The focus of organizations today needs to be on improving customer experiences.
Processes are what transform inputs to outputs (customer deliverables), human resources are required to make this happen and there must be an infrastructure that is supportive of organizational strategy and operational plans.
Consider a hotel. The concept of ‘hotel’ clearly is customer-centric. There are two dimensions – what the customers see and what they do not see. Behind the scenes we have vast numbers of human resources typically organized for day-to-day operations (the people who do the work come out of silos and go back into silos).

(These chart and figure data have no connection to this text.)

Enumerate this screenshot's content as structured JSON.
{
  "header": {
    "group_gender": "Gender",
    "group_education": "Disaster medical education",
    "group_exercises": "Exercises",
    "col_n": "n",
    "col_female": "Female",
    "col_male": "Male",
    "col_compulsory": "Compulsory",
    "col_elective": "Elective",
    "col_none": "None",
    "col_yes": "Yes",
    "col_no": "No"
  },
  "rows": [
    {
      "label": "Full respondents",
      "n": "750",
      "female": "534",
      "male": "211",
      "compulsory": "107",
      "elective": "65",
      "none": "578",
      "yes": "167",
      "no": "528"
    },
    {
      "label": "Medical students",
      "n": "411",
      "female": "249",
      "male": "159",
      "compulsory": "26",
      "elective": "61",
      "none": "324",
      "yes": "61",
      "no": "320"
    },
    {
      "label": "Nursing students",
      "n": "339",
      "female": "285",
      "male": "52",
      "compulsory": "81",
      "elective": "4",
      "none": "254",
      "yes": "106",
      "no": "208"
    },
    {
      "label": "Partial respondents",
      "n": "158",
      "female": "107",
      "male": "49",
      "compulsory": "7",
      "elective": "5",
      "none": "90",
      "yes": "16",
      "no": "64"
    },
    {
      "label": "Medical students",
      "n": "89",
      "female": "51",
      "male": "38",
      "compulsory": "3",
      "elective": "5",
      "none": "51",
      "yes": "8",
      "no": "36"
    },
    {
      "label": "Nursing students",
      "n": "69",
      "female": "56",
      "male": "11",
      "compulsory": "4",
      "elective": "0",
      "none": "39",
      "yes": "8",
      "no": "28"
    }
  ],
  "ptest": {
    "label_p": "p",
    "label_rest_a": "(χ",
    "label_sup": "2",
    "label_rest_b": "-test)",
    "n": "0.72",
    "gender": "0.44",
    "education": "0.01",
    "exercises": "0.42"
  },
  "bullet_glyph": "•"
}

Events at hotels, on the other hand, are managed differently. Here we see a project focus where aside from human resources dedicated to events (and these too can be found in silos, the ‘Events’ silo), human resources are seconded out of silos to focus on events. Everything they do is related to the event they are seconded to. They report to the Event manager but they also report to their functional entity and in respect of everything they do at an Event, the expectation is that the functional entity they come from/go back to has set and imposes standards for the range of skills they provide.
In the engineering/consulting industry you see the same, people belonging to central functional units but seconded (sometimes for years) to project entities.
Airframe manufacturers work the same way, some focus on specific models , others do not. But, if different models use common engines you will find somewhere within the organization a group of specialists that focuses on engines.
Matrix (functional/project) organizational structures have been around for years. They can work very well.